Tips on Securing Network Hardware
To reduce the potential impact of compromised network hardware, be sure to secure the network on the software and operating side. The holistic approach will make it easier to isolate the source of hardware that harbors malicious circuits. A checklist of software safety measures could include:
- Keep all systems and programs up to date – Remove unwanted vulnerabilities by installing all security patches provided by original developers.
- Use strong passwords – Consider additional security solutions such as two-factor authentication.
- Secure the network with VPN – Encrypt all data related to the network and use strong VPN protocols to ensure maximum security.
- Educate your employees – People who have access to the network must be aware of potential security threats and necessary safety measures.
- Manage user access privileges – Restrict employees’ access to sensitive data and confidential files.
The increased feasibility of compromised network hardware has left many organizations concerned over network security. These kinds of threats make it difficult to determine whether putting your trust in certain hardware suppliers is a good idea. Jason Dedrick, a global information technology researcher at Syracuse University, confirmed for Wired that recovering from these types of attacks might be too difficult for some companies to handle.

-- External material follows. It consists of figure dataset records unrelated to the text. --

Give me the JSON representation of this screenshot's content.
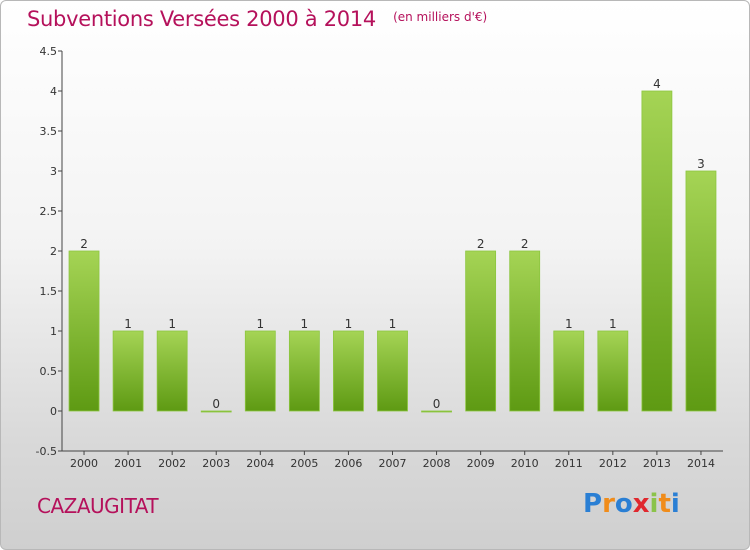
{
  "header": {
    "title": "Subventions Versées 2000 à 2014",
    "subtitle": "(en milliers d'€)"
  },
  "footer": {
    "commune": "CAZAUGITAT",
    "logo_text": "Proxiti"
  },
  "colors": {
    "title": "#b5115b",
    "bar_light": "#a5d455",
    "bar_dark": "#5e9a13",
    "axis_text": "#333333"
  },
  "chart_data": {
    "type": "bar",
    "title": "Subventions Versées 2000 à 2014",
    "subtitle": "(en milliers d'€)",
    "categories": [
      "2000",
      "2001",
      "2002",
      "2003",
      "2004",
      "2005",
      "2006",
      "2007",
      "2008",
      "2009",
      "2010",
      "2011",
      "2012",
      "2013",
      "2014"
    ],
    "values": [
      2,
      1,
      1,
      0,
      1,
      1,
      1,
      1,
      0,
      2,
      2,
      1,
      1,
      4,
      3
    ],
    "data_labels": [
      "2",
      "1",
      "1",
      "0",
      "1",
      "1",
      "1",
      "1",
      "0",
      "2",
      "2",
      "1",
      "1",
      "4",
      "3"
    ],
    "yticks": [
      "-0.5",
      "0",
      "0.5",
      "1",
      "1.5",
      "2",
      "2.5",
      "3",
      "3.5",
      "4",
      "4.5"
    ],
    "ylim": [
      -0.5,
      4.5
    ],
    "xlabel": "",
    "ylabel": "",
    "grid": false,
    "legend": "none"
  }
}
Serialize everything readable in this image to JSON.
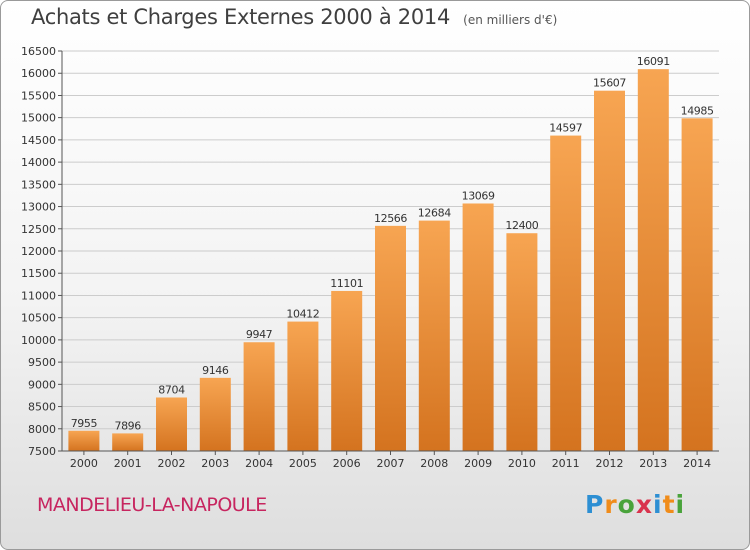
{
  "header": {
    "title": "Achats et Charges Externes 2000 à 2014",
    "subtitle": "(en milliers d'€)"
  },
  "footer": {
    "commune": "MANDELIEU-LA-NAPOULE",
    "logo_text": "Proxiti"
  },
  "colors": {
    "bar_light": "#f7a552",
    "bar_dark": "#d4731f",
    "commune_text": "#c7255f",
    "grid": "#cccccc"
  },
  "chart_data": {
    "type": "bar",
    "title": "Achats et Charges Externes 2000 à 2014",
    "subtitle": "(en milliers d'€)",
    "xlabel": "",
    "ylabel": "",
    "categories": [
      "2000",
      "2001",
      "2002",
      "2003",
      "2004",
      "2005",
      "2006",
      "2007",
      "2008",
      "2009",
      "2010",
      "2011",
      "2012",
      "2013",
      "2014"
    ],
    "values": [
      7955,
      7896,
      8704,
      9146,
      9947,
      10412,
      11101,
      12566,
      12684,
      13069,
      12400,
      14597,
      15607,
      16091,
      14985
    ],
    "ylim": [
      7500,
      16500
    ],
    "yticks": [
      7500,
      8000,
      8500,
      9000,
      9500,
      10000,
      10500,
      11000,
      11500,
      12000,
      12500,
      13000,
      13500,
      14000,
      14500,
      15000,
      15500,
      16000,
      16500
    ],
    "grid": true,
    "legend": "none"
  }
}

“As for cleaning up the mess, that would require looking at the whole value chain, from design through manufacturing, and carefully monitoring every step. It might not be so hard to move the motherboard assembly out of China. The bigger issue is how to control the design process so that there isn’t space for a counterfeit chip to be inserted and actually function,” he said.
Network cybersecurity just moved to a whole new level of sophistication. Network administrators now need to stay abreast of developments in the hardware supply chains of their critical systems.